A resposta contrária a essa medida se limita a apenas 29%, enquanto um percentual de 11% permaneceu indeciso ou sem responder à questão. Essa demanda por uma definição mais precisa da ameaça não pode ser vista isoladamente, refletindo o clamor popular pela ação efetiva contra grupos criminosos que operam com impunidade e representam sérias instabilidades para a nação.
Segundo a Revista Oeste, em relação ao governo norte-americano, os resultados são igualmente apontados: 45% dos brasileiros consideram essencial manter a classificação existente do PCC e Comando Vermelho como organizações terroristas, enquanto o restante da população – também com 45% –, se opõe à manutenção dessa designação.
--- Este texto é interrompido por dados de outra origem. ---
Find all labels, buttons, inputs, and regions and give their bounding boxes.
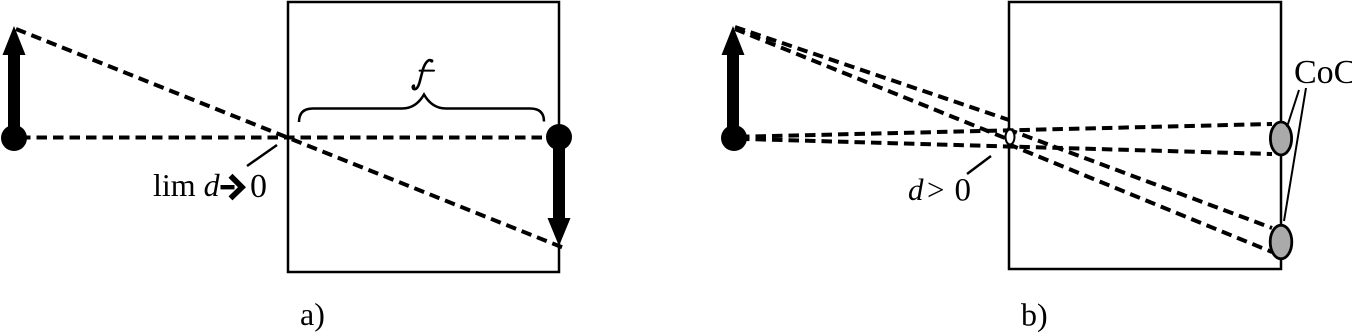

Adicionalmente, uma parcela significativa – 63% -, revela ter conhecimento de que ex-presidente Donald Trump já havia tomado essa decisão antes da realização do levantamento e a pesquisa indicou que um contingente considerável (36%) descobriu pela primeira vez sobre o assunto através das entrevistas.
A controvérsia se intensifica com perguntas sobre possíveis influências externas na política brasileira. Em relação ao senador Flávio Bolsonaro (PL-RJ), 47% dos entrevistados acreditam ter desempenhado um papel relevante no incentivo à classificação do PCC e Comando Vermelho como terroristas, enquanto os que desconsideraram a influência chegaram a 37%. Os restantes 16% não souberam fornecer uma resposta clara. O registro da pesquisa no Tribunal Superior Eleitoral (TSE) é BR-07661/2026.